Nate Glubish, the minister of Service Alberta, was one of the MLAs who opposed the policy.

“The way it is worded, it can be viewed as being contrary to what we ran on in the last election,” Glubish said during a debate on the policy Friday.

“We ran on a commitment to guarantee and preserve a publicly funded universally accessible health care system,” Glubish said.

“This can be viewed as contrary to this and can put all of us MLAs who ran on that in a very tough position.”

The policy approval comes just days after the government announced that upwards of 11,000 people will be laid off from Alberta Health Services, in a move the government says will result in savings of $600 million per year, once implemented.

When he announced the layoffs Tuesday, Health Minister Tyler Shandro said, “there will be no job losses for nurses or front-line clinical staff.”






Read more:
Thousands of Alberta Health Services jobs to be cut in effort to save $600M annually

Neither Shandro nor Premier Jason Kenney spoke during the debate over the weekend on Policy 11.

David Shepherd, the Alberta NDP’s critic for health, said Saturday that he believes many Albertans do not support a private system.

“I’ve been receiving a large number of emails — mostly being cc’d on emails going to UCP MLAs,” Shepherd said. “From folks in Calgary and other parts of the province, making it very clear they do not support an American-style two-tier private health-care system in the province of Alberta.”

Shepherd also said in a Sunday news release that the policy should be denounced immediately.

“[The UCP] are committing to undermining the foundations of our public health-care system,” Shepherd said.

“If Jason Kenney and Tyler Shandro value the lives of Albertans and the contributions of our health-care workers, they will immediately denounce this dangerous policy.”
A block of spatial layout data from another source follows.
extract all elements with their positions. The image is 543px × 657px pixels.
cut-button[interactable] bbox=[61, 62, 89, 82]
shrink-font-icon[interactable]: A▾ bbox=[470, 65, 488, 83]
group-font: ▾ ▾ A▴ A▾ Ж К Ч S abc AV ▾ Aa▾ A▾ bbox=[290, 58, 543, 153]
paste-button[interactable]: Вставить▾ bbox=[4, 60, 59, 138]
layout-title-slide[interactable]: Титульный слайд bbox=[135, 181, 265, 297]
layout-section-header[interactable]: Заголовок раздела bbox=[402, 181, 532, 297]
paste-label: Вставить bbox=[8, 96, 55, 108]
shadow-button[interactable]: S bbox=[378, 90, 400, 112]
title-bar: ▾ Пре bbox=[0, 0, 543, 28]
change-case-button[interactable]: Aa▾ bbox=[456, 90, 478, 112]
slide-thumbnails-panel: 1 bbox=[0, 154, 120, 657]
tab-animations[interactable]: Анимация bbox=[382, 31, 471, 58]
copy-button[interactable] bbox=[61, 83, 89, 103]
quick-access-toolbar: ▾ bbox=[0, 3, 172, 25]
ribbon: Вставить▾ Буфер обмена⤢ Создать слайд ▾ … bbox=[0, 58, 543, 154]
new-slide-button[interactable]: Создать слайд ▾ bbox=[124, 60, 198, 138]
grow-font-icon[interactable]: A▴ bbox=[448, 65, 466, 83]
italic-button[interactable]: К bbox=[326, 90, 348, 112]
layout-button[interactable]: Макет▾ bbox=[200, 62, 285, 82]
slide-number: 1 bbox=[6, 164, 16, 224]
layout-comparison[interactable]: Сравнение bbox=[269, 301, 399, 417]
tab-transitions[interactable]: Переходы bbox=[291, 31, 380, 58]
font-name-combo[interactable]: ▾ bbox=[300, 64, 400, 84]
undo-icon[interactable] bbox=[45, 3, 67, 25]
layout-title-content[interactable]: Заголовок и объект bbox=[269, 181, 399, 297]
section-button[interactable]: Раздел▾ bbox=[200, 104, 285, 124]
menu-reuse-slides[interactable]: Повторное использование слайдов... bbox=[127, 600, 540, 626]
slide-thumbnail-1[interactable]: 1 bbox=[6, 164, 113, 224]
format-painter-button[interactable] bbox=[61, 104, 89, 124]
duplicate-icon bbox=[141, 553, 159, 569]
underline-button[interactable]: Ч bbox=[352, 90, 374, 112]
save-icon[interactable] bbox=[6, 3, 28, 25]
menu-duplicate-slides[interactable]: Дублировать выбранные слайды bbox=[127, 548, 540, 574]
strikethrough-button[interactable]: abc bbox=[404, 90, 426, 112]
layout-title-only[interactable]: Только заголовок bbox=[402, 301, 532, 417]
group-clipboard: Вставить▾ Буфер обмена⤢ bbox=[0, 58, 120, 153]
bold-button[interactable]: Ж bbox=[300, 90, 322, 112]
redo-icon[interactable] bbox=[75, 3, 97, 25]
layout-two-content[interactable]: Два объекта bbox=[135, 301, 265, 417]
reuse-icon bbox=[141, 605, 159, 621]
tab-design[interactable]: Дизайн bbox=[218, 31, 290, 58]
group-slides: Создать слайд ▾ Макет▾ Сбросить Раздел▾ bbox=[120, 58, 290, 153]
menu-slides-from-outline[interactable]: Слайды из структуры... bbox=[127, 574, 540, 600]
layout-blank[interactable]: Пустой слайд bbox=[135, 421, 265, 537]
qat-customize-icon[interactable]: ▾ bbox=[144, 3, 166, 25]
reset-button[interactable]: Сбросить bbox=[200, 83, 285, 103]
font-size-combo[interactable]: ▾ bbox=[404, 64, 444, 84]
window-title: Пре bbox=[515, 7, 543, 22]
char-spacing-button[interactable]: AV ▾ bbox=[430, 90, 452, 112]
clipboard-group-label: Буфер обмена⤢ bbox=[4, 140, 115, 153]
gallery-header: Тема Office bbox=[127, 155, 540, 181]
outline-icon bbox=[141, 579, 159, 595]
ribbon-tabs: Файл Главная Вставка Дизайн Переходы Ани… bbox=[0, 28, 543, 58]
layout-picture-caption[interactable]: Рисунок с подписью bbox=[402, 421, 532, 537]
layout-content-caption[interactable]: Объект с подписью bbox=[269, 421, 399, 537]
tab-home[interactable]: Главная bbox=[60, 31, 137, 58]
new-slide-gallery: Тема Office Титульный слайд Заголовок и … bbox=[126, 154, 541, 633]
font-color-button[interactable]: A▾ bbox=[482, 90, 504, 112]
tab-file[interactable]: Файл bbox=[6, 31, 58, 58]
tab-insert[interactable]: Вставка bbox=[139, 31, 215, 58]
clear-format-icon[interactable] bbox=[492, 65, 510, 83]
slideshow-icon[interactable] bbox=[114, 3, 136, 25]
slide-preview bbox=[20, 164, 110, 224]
Alberta political scientist Duane Bratt said that people need to keep in mind the policy doesn’t mean the government is going to force people to use a private system.

“People are very concerned about health care in Alberta, particularly now,” Bratt said. “I think this is different, but it needs to be put in the context of outsourcing of jobs from AHS. That’s not necessarily private health care, it’s still a publicly funded health care system – it’s private delivery of some of the services that are ancillary, we’re not talking doctors or nurses.”

However, the UCP policy does not specify what services could be outsourced or what percentage of work physicians would keep public.

Read more:
UCP passes 2020 budget with boost for healthcare during coronavirus outbreak

Premier Rachel Notley said on Twitter Saturday that the policy directly goes against a campaign promise Kenney made before the UCP was elected.

She called the guarantee “to maintain a universally accessible, publicly funded health-care system” that Kenney was previously photographed signing, “a cheap political stunt.”

Read more:
O’Toole and Kenney sit side-by-side for UCP general meeting livestream with no masks

The UCP approved all 30 policies they debated at the annual general meeting, also including Policy 10, which would see the government push to collect taxes paid by Albertans over the government of Canada, and Policy 8, which supports withdrawing Alberta’s funds from the Canada Pension Plan and starting a provincial one.

Global News has reached out to the office of the premier for comment.